Standard Transfer Specification Association
Standard Transfer Specification Association


A HSM (hardware security module) is a device used to encrypt token data using one of the specified EA and DKGA algorithms specified by the IEC62055-41 specification. The HSM contains all the algorithms required for the encryption of token data. 

To order a security module please consult the manufactures list, and enter 'security module' in the product search box. 
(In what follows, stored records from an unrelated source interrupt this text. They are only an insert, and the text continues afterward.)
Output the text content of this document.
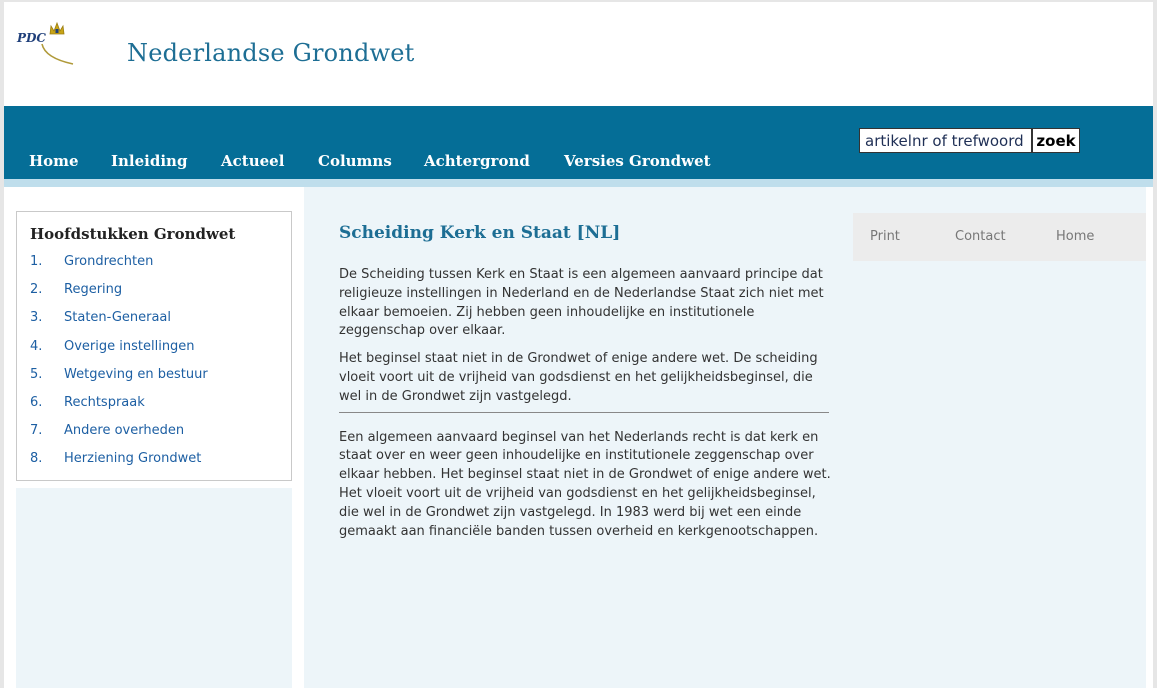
PDC
Nederlandse Grondwet
Home Inleiding Actueel Columns Achtergrond Versies Grondwet
artikelnr of trefwoord
zoek
Hoofdstukken Grondwet
1.	Grondrechten
2.	Regering
3.	Staten-Generaal
4.	Overige instellingen
5.	Wetgeving en bestuur
6.	Rechtspraak
7.	Andere overheden
8.	Herziening Grondwet
Scheiding Kerk en Staat [NL]

De Scheiding tussen Kerk en Staat is een algemeen aanvaard principe dat religieuze instellingen in Nederland en de Nederlandse Staat zich niet met elkaar bemoeien. Zij hebben geen inhoudelijke en institutionele zeggenschap over elkaar.

Het beginsel staat niet in de Grondwet of enige andere wet. De scheiding vloeit voort uit de vrijheid van godsdienst en het gelijkheidsbeginsel, die wel in de Grondwet zijn vastgelegd.

Een algemeen aanvaard beginsel van het Nederlands recht is dat kerk en staat over en weer geen inhoudelijke en institutionele zeggenschap over elkaar hebben. Het beginsel staat niet in de Grondwet of enige andere wet. Het vloeit voort uit de vrijheid van godsdienst en het gelijkheidsbeginsel, die wel in de Grondwet zijn vastgelegd. In 1983 werd bij wet een einde gemaakt aan financiële banden tussen overheid en kerkgenootschappen.

Print	Contact	Home
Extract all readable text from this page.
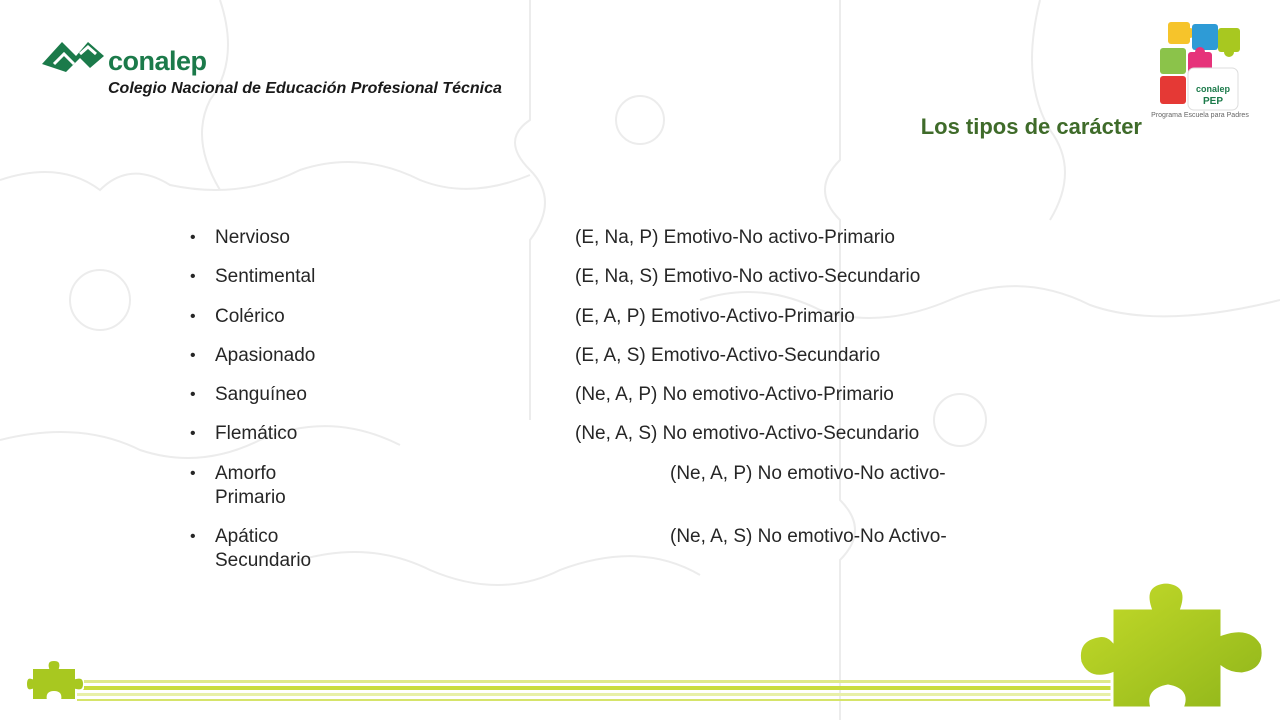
conalep
Colegio Nacional de Educación Profesional Técnica	conalep
PEP
Programa Escuela para Padres
Los tipos de carácter
• Nervioso	(E, Na, P) Emotivo-No activo-Primario
• Sentimental	(E, Na, S) Emotivo-No activo-Secundario
• Colérico	(E, A, P) Emotivo-Activo-Primario
• Apasionado	(E, A, S) Emotivo-Activo-Secundario
• Sanguíneo	(Ne, A, P) No emotivo-Activo-Primario
• Flemático	(Ne, A, S) No emotivo-Activo-Secundario
• Amorfo	(Ne, A, P) No emotivo-No activo-
Primario
• Apático	(Ne, A, S) No emotivo-No Activo-
Secundario
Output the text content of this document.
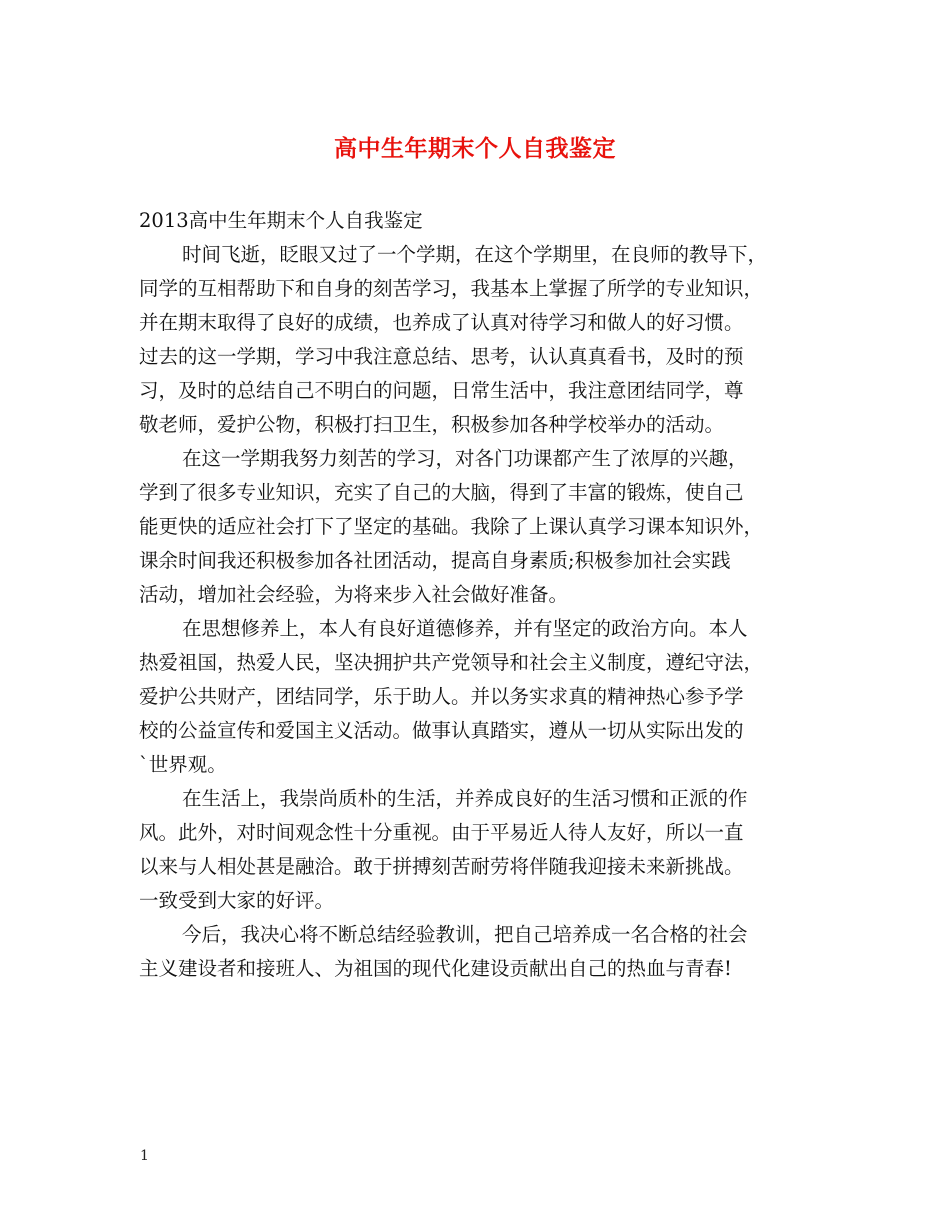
高中生年期末个人自我鉴定
2013高中生年期末个人自我鉴定
时间飞逝，眨眼又过了一个学期，在这个学期里，在良师的教导下，
同学的互相帮助下和自身的刻苦学习，我基本上掌握了所学的专业知识，
并在期末取得了良好的成绩，也养成了认真对待学习和做人的好习惯。
过去的这一学期，学习中我注意总结、思考，认认真真看书，及时的预
习，及时的总结自己不明白的问题，日常生活中，我注意团结同学，尊
敬老师，爱护公物，积极打扫卫生，积极参加各种学校举办的活动。
在这一学期我努力刻苦的学习，对各门功课都产生了浓厚的兴趣，
学到了很多专业知识，充实了自己的大脑，得到了丰富的锻炼，使自己
能更快的适应社会打下了坚定的基础。我除了上课认真学习课本知识外，
课余时间我还积极参加各社团活动，提高自身素质;积极参加社会实践
活动，增加社会经验，为将来步入社会做好准备。
在思想修养上，本人有良好道德修养，并有坚定的政治方向。本人
热爱祖国，热爱人民，坚决拥护共产党领导和社会主义制度，遵纪守法，
爱护公共财产，团结同学，乐于助人。并以务实求真的精神热心参予学
校的公益宣传和爱国主义活动。做事认真踏实，遵从一切从实际出发的
`世界观。
在生活上，我崇尚质朴的生活，并养成良好的生活习惯和正派的作
风。此外，对时间观念性十分重视。由于平易近人待人友好，所以一直
以来与人相处甚是融洽。敢于拼搏刻苦耐劳将伴随我迎接未来新挑战。
一致受到大家的好评。
今后，我决心将不断总结经验教训，把自己培养成一名合格的社会
主义建设者和接班人、为祖国的现代化建设贡献出自己的热血与青春!
1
The HSM is typically used in the production of payment meters for encrypting and configuring the payment meter before shipping to a customer. It is also used by vending systems to generate tokens for payment meters. The STS600-8-x API (Application programmer interface) documents are available for developers wishing to use HSM devices in their system.

Security module types

Several HSM types exist for the implementation of STS compliant systems and payment meters.

Vending module

The vending module allows the generation of credit and management tokens for payment meters. It is connected via TCP/IP or serial connections to the vending system.

Manufacturing module

The manufacturing HSM is only used for the manufacture of payment meters. It cannot generate credit tokens for payment meters.

Functions supported

The following functions are supported by HSM devices (this is not an exhaustive list - please consult the relevant API document for a full list of functions)

  • generation of credit tokens
  • generation of management tokens (including key-change tokens)
  • verification of encrypted tokens

Connection to a vending system

Connection to vending systems is via TCP/IP or USB serial connections.

Coding a security module for use

The HSM devices are coded with vending keys by the Key Management Centre with customer specific vending keys. These keys are loaded into the security module by the vending system from special files obtained from the KMC, and are unique to a specific HSM device - i.e. a key-load file is only usable for a specific HSM device.